George Greenleaf continued to be an inspiration to his son until his death at age eighty. Even though Bob seldom traveled back to Terre Haute, he continued corresponding with his father and often reflected on his father’s life, especially after he and Esther moved into a retirement home.

Few old people I have known—and I live among a lot of them— could match the peace and serenity of Father’s last years. I believe he looked back on his life with satisfaction of a life well lived and obligations (including care of Mother and family) well met. I have thought much about those final three years—from retirement at age 77 to his death at age 80—as I have moved into my own old age. But the immediate cost of that last big political loss (in 1916), as I see it now in perspective, was high. I suspect that during his two years of illness after that loss, he accepted the reality that he was not going to make it into the big time. But when he worked it out, as he clearly came to see it, he was better off than if he had succeeded in his last big try. I judge his life, in total, as one of profound success…

Just a few days ago, my wife and I recalled our first meeting with him after we were married. We were married in September of 1931 and visited him that Christmas. During our conversation with him, only one short sentence came through, “In the course of your relationship I urge you both to keep sweet.”

In the course of his life, whether dealing with the man he put in the penitentiary or with his erring wife, he kept sweet. There were probably other instances in which his ability to keep sweet made a difference. Somehow, during his life, he may have had other mottos to follow—but I suspect that this one characteristic of his, probably acquired early in his life, seemed to him wholly sufficient for leading a good life. And it was something the two of us would remember after 56 years—right to the very end. Ibid., 18–19.

The last essay Robert Greenleaf wrote before his death was My Life With Father, a tribute to the man who embodied so much wisdom, courage, responsibility, and calm during his lifetime. In it, Bob acknowledged the grounding afforded him by a father who served his community and cared for his son:

Father lived by an ethic that prompted him to work to leave the world better than he found it. He knew there were forces that were constantly working to tear it down. They could not be checked by preachment alone. Only people, individual people, who exerted constructive influences within life situations (like his labor union and political party) could offset the destructive influences and help shape a better future. He did not share Eugene Debs’s revolutionary ideas, although he respected Debs as a person. In fact, he respected all persons. RKG, “Narrative of My Life and Work After Age 60,” FTL, Box 1.

As I enter my 84th year, I now see my life with my father as the years of my formation.

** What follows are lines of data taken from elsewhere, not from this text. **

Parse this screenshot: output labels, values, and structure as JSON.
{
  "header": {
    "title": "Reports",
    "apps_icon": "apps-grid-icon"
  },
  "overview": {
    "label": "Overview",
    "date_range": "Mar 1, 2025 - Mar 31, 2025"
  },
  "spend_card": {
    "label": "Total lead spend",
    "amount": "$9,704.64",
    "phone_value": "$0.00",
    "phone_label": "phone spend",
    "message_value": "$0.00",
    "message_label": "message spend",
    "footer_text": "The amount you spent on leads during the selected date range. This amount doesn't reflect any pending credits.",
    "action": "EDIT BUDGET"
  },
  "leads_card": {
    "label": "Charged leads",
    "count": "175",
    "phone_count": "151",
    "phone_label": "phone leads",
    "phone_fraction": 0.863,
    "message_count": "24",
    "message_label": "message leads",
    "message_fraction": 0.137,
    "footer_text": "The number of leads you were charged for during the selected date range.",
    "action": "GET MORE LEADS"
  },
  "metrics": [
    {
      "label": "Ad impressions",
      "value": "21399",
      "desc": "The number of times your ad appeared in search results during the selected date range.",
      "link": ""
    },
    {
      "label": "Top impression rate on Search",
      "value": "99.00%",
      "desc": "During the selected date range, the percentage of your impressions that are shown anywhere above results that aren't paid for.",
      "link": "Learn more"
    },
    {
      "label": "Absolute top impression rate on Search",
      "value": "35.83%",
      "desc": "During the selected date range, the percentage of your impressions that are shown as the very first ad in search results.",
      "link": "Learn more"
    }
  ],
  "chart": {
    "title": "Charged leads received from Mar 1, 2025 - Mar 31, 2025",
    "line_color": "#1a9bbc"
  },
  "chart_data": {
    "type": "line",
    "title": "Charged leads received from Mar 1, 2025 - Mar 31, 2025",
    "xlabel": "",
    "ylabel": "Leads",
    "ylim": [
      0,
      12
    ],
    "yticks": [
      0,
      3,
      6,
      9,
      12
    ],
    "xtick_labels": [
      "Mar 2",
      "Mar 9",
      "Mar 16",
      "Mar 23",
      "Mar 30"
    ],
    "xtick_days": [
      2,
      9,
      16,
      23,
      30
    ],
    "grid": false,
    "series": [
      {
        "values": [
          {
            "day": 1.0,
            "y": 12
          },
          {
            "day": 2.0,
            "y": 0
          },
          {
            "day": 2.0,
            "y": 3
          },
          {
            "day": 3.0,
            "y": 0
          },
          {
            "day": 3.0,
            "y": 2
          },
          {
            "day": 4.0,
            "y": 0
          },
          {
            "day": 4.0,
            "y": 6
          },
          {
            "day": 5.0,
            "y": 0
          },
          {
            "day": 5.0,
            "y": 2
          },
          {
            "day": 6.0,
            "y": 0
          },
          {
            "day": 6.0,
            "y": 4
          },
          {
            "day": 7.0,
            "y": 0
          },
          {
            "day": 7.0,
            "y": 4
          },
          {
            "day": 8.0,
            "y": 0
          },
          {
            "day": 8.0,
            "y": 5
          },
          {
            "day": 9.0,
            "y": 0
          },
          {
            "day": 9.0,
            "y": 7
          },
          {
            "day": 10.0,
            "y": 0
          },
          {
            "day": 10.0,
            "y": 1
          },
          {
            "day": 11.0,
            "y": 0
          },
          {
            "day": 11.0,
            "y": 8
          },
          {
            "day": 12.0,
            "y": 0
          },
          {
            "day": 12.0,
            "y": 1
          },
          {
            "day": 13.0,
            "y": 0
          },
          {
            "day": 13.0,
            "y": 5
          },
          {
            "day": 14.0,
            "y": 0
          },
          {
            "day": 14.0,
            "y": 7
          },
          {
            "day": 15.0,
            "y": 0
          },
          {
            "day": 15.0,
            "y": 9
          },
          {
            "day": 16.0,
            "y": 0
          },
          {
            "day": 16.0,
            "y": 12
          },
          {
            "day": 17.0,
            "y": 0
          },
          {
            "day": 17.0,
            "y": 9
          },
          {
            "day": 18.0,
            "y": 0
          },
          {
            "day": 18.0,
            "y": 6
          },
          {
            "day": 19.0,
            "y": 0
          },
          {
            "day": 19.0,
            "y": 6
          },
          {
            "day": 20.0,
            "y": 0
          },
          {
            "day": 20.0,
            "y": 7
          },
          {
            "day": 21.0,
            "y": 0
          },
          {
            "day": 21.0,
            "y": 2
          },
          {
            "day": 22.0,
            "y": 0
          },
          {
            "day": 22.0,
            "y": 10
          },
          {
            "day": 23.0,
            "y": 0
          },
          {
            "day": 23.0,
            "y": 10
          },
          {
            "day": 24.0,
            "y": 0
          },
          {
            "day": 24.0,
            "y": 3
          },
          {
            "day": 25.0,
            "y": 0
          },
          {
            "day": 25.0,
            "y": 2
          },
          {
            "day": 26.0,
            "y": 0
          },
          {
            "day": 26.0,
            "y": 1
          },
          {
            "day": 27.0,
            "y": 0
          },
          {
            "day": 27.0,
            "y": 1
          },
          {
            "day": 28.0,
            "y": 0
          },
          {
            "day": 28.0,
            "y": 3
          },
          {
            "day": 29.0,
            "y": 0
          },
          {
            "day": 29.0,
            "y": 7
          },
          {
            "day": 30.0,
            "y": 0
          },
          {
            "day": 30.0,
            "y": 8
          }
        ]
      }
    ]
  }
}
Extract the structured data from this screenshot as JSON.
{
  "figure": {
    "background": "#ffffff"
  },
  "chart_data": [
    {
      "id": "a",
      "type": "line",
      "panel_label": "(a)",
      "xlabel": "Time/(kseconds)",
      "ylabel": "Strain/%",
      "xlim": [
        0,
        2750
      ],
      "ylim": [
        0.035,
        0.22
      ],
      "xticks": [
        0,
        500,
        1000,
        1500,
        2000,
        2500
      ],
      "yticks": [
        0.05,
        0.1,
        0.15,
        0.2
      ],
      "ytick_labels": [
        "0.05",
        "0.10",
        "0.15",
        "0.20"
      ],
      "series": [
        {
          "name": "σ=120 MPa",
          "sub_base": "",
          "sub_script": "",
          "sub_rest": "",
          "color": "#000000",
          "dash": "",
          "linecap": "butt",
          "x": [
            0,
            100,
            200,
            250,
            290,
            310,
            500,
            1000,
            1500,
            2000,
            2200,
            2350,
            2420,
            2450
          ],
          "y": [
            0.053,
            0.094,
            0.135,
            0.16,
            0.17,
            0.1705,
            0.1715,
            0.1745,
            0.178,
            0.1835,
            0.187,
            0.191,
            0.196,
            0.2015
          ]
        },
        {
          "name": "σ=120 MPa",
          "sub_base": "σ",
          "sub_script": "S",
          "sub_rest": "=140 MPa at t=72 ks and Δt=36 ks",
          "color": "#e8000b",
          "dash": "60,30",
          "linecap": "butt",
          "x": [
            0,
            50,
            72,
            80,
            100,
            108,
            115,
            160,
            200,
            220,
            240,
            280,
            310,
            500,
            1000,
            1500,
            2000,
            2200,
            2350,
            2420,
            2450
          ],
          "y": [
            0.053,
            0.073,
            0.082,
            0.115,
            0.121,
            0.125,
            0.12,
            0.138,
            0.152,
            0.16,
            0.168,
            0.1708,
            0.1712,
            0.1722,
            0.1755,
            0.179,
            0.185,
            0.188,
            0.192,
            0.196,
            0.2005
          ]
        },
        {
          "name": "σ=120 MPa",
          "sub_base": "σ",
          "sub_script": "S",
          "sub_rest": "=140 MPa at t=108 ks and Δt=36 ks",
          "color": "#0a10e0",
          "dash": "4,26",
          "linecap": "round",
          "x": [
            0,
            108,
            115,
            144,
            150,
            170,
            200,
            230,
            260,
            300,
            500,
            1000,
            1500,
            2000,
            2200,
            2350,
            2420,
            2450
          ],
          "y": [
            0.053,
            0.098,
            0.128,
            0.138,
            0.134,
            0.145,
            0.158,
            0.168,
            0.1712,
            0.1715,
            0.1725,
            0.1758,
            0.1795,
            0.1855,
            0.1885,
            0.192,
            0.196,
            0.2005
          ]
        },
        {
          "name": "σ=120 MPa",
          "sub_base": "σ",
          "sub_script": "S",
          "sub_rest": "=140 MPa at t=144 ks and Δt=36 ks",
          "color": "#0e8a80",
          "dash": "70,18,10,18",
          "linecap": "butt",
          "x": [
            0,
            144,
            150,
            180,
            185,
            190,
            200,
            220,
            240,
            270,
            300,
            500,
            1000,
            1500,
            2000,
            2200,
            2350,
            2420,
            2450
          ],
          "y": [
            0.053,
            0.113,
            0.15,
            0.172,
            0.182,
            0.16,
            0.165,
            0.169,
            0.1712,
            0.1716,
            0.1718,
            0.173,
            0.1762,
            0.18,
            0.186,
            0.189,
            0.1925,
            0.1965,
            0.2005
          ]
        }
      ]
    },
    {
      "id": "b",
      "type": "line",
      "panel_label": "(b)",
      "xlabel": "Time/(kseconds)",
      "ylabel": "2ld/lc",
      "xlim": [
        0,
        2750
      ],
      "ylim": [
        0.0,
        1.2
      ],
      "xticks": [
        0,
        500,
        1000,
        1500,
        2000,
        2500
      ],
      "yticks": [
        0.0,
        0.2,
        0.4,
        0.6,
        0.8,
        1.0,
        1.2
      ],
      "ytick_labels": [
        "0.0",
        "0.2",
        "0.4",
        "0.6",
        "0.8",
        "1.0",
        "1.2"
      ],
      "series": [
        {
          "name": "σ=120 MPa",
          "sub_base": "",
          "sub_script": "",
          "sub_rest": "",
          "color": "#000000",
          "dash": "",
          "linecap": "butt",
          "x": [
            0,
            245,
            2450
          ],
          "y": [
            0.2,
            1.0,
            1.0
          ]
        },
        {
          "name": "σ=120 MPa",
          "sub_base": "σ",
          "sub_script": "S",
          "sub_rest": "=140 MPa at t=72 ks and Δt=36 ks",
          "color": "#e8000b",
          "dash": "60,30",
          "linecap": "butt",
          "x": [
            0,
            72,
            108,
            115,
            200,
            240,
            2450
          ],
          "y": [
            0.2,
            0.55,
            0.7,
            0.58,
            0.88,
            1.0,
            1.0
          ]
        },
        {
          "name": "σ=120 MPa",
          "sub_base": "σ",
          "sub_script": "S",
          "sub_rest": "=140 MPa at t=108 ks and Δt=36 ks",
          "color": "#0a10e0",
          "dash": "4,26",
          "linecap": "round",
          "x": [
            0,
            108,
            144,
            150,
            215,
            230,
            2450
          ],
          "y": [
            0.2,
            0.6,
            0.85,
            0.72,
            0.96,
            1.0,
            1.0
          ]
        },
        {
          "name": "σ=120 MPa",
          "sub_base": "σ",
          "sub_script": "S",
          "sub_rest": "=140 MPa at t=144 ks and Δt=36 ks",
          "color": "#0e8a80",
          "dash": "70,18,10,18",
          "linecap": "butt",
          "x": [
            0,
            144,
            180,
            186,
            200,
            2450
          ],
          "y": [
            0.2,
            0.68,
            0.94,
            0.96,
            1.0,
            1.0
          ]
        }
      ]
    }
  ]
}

These years are the rock on which I stand as I sum up my life… In my last talk with Father in the hospital a few days before he died, I sat holding his hand and there was a boom of a salute somewhere. Father heard the noise and asked, “What was that?” I said, “This is Veteran’s Day and that was a salute somewhere.” Father replied after a pause, “I don’t like war.” This was about the last thing he said to me. RKG, My Life With Father, 1.